A U of T Scarborough course that encourages students to explore their family migration stories offers a unique point of academic entry – one that uses personal experiences as a tool to explore important questions.
The seminar course, Special Topics in Migration and Public Health, is designed by assistant professor Laura Bisaillon of the Interdisciplinary Centre for Health and Society. It takes a unique approach to the study of immigration and migration.
“We look at the immigration system in Canada to understand how it sorts and categorizes people such that migrant lives are shaped in particular ways,” says Bisaillon.
“The labels ‘migrant’ or ‘refugee’ are applied less frequently to/by people over time after they settle. How a person enters this country shapes upward mobility; backstories for a refugee are dissimilar to those for an immigrant.”
Course readings focus on migration, mobility and diaspora using autoethnography, an approach that uses personal experiences as a way to explore cultural, political and societal questions.

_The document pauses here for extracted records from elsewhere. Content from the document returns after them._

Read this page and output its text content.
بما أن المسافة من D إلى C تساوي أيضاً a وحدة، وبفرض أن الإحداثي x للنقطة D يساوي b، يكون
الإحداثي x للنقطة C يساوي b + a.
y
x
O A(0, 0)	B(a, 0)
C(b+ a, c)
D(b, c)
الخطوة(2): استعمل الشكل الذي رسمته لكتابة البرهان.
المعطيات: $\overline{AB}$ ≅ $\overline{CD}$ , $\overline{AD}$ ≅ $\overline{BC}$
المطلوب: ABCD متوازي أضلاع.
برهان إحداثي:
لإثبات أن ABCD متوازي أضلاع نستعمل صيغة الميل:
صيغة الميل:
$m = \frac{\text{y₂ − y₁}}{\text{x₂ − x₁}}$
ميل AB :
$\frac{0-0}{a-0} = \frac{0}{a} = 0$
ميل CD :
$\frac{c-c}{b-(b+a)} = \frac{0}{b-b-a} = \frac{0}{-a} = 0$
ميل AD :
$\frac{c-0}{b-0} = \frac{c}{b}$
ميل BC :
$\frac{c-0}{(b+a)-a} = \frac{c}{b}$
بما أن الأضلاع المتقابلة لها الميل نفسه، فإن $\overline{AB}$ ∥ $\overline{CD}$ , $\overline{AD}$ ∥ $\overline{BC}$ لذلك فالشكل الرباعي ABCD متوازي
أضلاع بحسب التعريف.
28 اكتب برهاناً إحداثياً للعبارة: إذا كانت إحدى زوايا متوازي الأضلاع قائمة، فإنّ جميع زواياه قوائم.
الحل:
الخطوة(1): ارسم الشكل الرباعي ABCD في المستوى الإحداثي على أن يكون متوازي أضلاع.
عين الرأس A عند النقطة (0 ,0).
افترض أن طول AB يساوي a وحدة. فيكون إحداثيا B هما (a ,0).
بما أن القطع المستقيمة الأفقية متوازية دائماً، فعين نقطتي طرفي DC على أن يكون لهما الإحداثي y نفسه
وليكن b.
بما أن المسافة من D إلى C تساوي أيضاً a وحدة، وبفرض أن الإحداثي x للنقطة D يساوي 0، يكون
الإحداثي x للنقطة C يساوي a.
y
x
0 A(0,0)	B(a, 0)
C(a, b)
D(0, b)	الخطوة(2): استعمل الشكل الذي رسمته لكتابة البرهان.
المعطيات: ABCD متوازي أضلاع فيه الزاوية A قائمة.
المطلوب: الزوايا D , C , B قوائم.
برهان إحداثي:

In many cases, the students in the course are born outside of Canada or born of immigrant parents. They used their family’s migration experience as the focus of their research. For most, this was the first time in their university career that they were able to use personal experience as a topic of academic research.
“I get my students to write in the first person. Using personal pronouns and adopting an active voice are unfamiliar practices. First-hand exposure to the Canadian immigration system makes fantastic fodder for them to explore society and their place in it. My students are studying health sciences,” says Bisaillon.
The experience had a real impact on students who opened dialogue they hadn’t considered before.
“As young people, the majority of us didn’t personally migrate from other countries but we were able to explore our migration story through our parents,” says Ayaan Abdulle, a fourth-year student double-majoring in Health Policy and Psychology. “I know a lot of us learned a lot that we didn’t know about our families and our own parents.”
For Abdulle, the course provided a holistic experience by focusing on the students as individuals and tying their personal experiences to course content.
For her final project, Abdulle videotaped her parents discussing their forced flight from Somalia and immigration to Canada in the early 1990’s.
“We were able to gain more from the class than just our marks,” says Abdulle. “To have [my parents] talk about their own experience was very important to me. The fact that we are able to do that in a class was absolutely phenomenal … you don’t really get those experiences in classes because it’s usually very theory based and very assessment focused.”
The small class size provided students with the opportunity to communicate easily and regularly with one another on their research topics.
“I learned a lot about my classmates and found a lot of similarities with certain students,” says Hiba Ibrahim, a fifth-year year student studying International Development studies, Critical Migration Studies and Sociology.
“For every assignment, we would have to talk about our topics and the research design. We would get feedback from other students. Throughout the course I would know what my fellow students were working on and their kind of topics and family history.”
For her final assignment, Ibrahim drew inspiration from course materials, including a reading about post-war trauma and an article chronicling the story of an immigrant’s challenges without state-issued documents. She related these experiences to her family’s story of needing to leave Somalia for Canada without official papers, which became the focus of her term paper.
Outside of the classroom, Bisaillon continues to communicate with students and create spaces for their deeper understanding of course subject matter. Her goal is to practice “public scholarship:” showing students how learning reaches beyond the classroom, and also that research is not a static academic exercise.
To that end, Bisaillon recently exhibited an installation art piece focusing on the Horn of Africa. Ibrahim along with current and former students and their parents attended, joining the conversation.
“I aim to inspire young people to think outside the box,” says Bisaillon. “I want my students to take chances and connect the classroom with their lives so they can know how to integrate research into their daily lives.”